# On-Line Magic Item Cost Calculator



## TarionzCousin (Mar 18, 2007)

Okay, I am certain that I've seen an on-line magic item cost calculator, but I can't find any today.  :\ 

*Where are they hiding? *


I'm trying to calculate the costs of different items not quite found in the DMG. 

1. A Staff of Teleportation. It's a 5th level spell, so it can't be a wand.
2. Various Bardic Instruments.
3. Rings that function like Wands. How much does it cost to put a spell of X level into a ring?

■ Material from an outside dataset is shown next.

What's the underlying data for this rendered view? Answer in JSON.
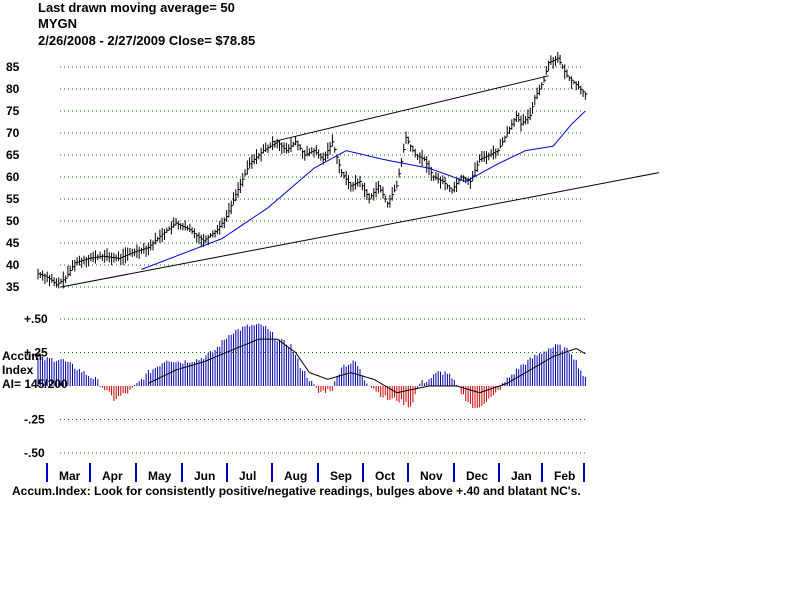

My brain hurts today and I don't want to attempt math.


----------



## EyeontheMountain (Mar 18, 2007)

Never seen one, and D&D magic items cannot be made by simple calculations due to the varying nature of spell powerEach custom item requires DM decision-making as to cost.


----------



## Crothian (Mar 18, 2007)

It's an art not a science so just reducing it to cold formulas just does not always work.  The first one sounds simple but there is even disagreement if a Staff can hold only one spell.


----------



## Agent Oracle (Mar 18, 2007)

Well, i can't do number 1, but for number 2, give me a range of "Bardic instruments" Most of them cost the same as a basic musical instrument, but certain ones have different optional bounses for being masterwork (The drum, fiddle, flute, harp, horn, lute, lyre, mandolin, and pan pipes are all listed in Complete Adventurer)


----------



## TarionzCousin (Mar 18, 2007)

Agent Oracle said:
			
		

> Well, i can't do number 1, but for number 2, give me a range of "Bardic instruments" Most of them cost the same as a basic musical instrument, but certain ones have different optional bounses for being masterwork (The drum, fiddle, flute, harp, horn, lute, lyre, mandolin, and pan pipes are all listed in Complete Adventurer)

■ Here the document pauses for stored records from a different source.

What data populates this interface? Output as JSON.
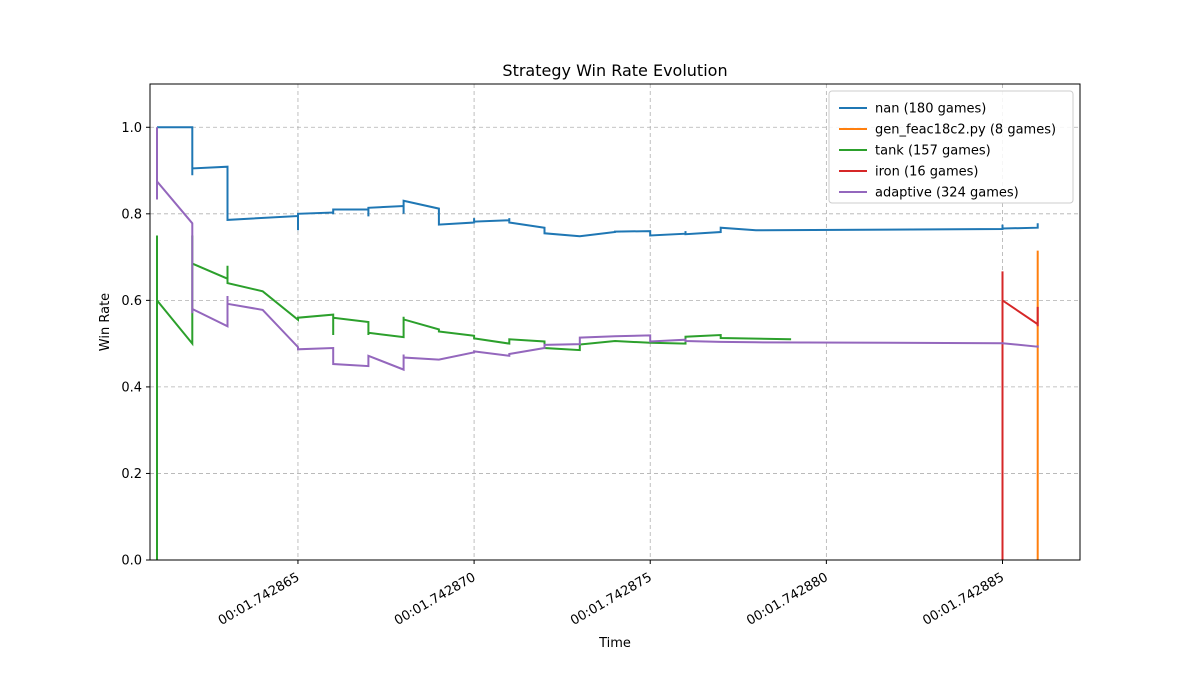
{
  "chart_data": {
    "type": "line",
    "title": "Strategy Win Rate Evolution",
    "xlabel": "Time",
    "ylabel": "Win Rate",
    "xlim": [
      1.7428608,
      1.7428872
    ],
    "ylim": [
      0.0,
      1.1
    ],
    "x_ticks": [
      1.742865,
      1.74287,
      1.742875,
      1.74288,
      1.742885
    ],
    "x_tick_labels": [
      "00:01.742865",
      "00:01.742870",
      "00:01.742875",
      "00:01.742880",
      "00:01.742885"
    ],
    "y_ticks": [
      0.0,
      0.2,
      0.4,
      0.6,
      0.8,
      1.0
    ],
    "y_tick_labels": [
      "0.0",
      "0.2",
      "0.4",
      "0.6",
      "0.8",
      "1.0"
    ],
    "grid": true,
    "legend_position": "top-right",
    "series": [
      {
        "name": "nan (180 games)",
        "color": "#1f77b4",
        "x": [
          1.742861,
          1.742861,
          1.742862,
          1.742862,
          1.742862,
          1.742863,
          1.742863,
          1.742865,
          1.742865,
          1.742865,
          1.742866,
          1.742866,
          1.742866,
          1.742867,
          1.742867,
          1.742867,
          1.742868,
          1.742868,
          1.742868,
          1.742869,
          1.742869,
          1.74287,
          1.74287,
          1.74287,
          1.742871,
          1.742871,
          1.742871,
          1.742872,
          1.742872,
          1.742873,
          1.742874,
          1.742874,
          1.742875,
          1.742875,
          1.742876,
          1.742876,
          1.742876,
          1.742877,
          1.742877,
          1.742878,
          1.742885,
          1.742885,
          1.742885,
          1.742886,
          1.742886
        ],
        "y": [
          1.0,
          1.0,
          1.0,
          0.889,
          0.905,
          0.909,
          0.786,
          0.795,
          0.762,
          0.8,
          0.803,
          0.799,
          0.81,
          0.81,
          0.794,
          0.814,
          0.818,
          0.8,
          0.83,
          0.812,
          0.775,
          0.78,
          0.79,
          0.782,
          0.785,
          0.79,
          0.78,
          0.768,
          0.755,
          0.748,
          0.758,
          0.759,
          0.76,
          0.75,
          0.754,
          0.76,
          0.753,
          0.758,
          0.768,
          0.762,
          0.765,
          0.775,
          0.766,
          0.768,
          0.778
        ]
      },
      {
        "name": "gen_feac18c2.py (8 games)",
        "color": "#ff7f0e",
        "x": [
          1.742886,
          1.742886
        ],
        "y": [
          0.0,
          0.715
        ]
      },
      {
        "name": "tank (157 games)",
        "color": "#2ca02c",
        "x": [
          1.742861,
          1.742861,
          1.742861,
          1.742862,
          1.742862,
          1.742862,
          1.742863,
          1.742863,
          1.742863,
          1.742864,
          1.742865,
          1.742865,
          1.742866,
          1.742866,
          1.742866,
          1.742867,
          1.742867,
          1.742867,
          1.742868,
          1.742868,
          1.742868,
          1.742869,
          1.742869,
          1.74287,
          1.74287,
          1.742871,
          1.742871,
          1.742872,
          1.742872,
          1.742873,
          1.742873,
          1.742874,
          1.742875,
          1.742876,
          1.742876,
          1.742877,
          1.742877,
          1.742879
        ],
        "y": [
          0.0,
          0.75,
          0.6,
          0.5,
          0.75,
          0.685,
          0.65,
          0.68,
          0.64,
          0.621,
          0.555,
          0.56,
          0.567,
          0.52,
          0.56,
          0.55,
          0.52,
          0.525,
          0.515,
          0.562,
          0.556,
          0.533,
          0.528,
          0.518,
          0.512,
          0.5,
          0.51,
          0.505,
          0.49,
          0.485,
          0.498,
          0.506,
          0.502,
          0.5,
          0.516,
          0.52,
          0.513,
          0.51
        ]
      },
      {
        "name": "iron (16 games)",
        "color": "#d62728",
        "x": [
          1.742885,
          1.742885,
          1.742885,
          1.742886,
          1.742886,
          1.742886
        ],
        "y": [
          0.0,
          0.667,
          0.6,
          0.545,
          0.585,
          0.54
        ]
      },
      {
        "name": "adaptive (324 games)",
        "color": "#9467bd",
        "x": [
          1.742861,
          1.742861,
          1.742861,
          1.742862,
          1.742862,
          1.742862,
          1.742863,
          1.742863,
          1.742863,
          1.742864,
          1.742865,
          1.742865,
          1.742866,
          1.742866,
          1.742867,
          1.742867,
          1.742868,
          1.742868,
          1.742868,
          1.742869,
          1.74287,
          1.74287,
          1.742871,
          1.742871,
          1.742872,
          1.742872,
          1.742873,
          1.742873,
          1.742874,
          1.742875,
          1.742875,
          1.742876,
          1.742876,
          1.742877,
          1.742878,
          1.742885,
          1.742886,
          1.742886
        ],
        "y": [
          0.833,
          1.0,
          0.875,
          0.778,
          0.57,
          0.58,
          0.54,
          0.61,
          0.592,
          0.578,
          0.492,
          0.487,
          0.49,
          0.453,
          0.448,
          0.472,
          0.44,
          0.475,
          0.468,
          0.463,
          0.48,
          0.482,
          0.472,
          0.476,
          0.49,
          0.497,
          0.499,
          0.514,
          0.517,
          0.519,
          0.505,
          0.509,
          0.506,
          0.504,
          0.503,
          0.501,
          0.493,
          0.496
        ]
      }
    ]
  }
}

I've got Complete Adventurer. I was hoping to find a broader spectrum of bardic items. I think someone somewhere updated the 2E 'named' instruments for 3E, but I couldn't find it. I don't have specific wants, just a desire to see a list of options.

My google-fu is weak today.
---

I guess I'll break out the DMG and do some calculating.


----------



## Meloncov (Mar 18, 2007)

The price reccomendations in A&E guide aren't OGC, so such a genorator would have to be pretty limited.


----------



## Thurbane (Mar 19, 2007)

Not sure how up to date this is, but I've used this one in the past:


----------



## TarionzCousin (Mar 19, 2007)

Thurbane said:
			
		

> Not sure how up to date this is, but I've used this one in the past:



Thanks! It's good enough for me.

Of course, I'm DM'ing this particular game, so if my numbers aren't perfect....


----------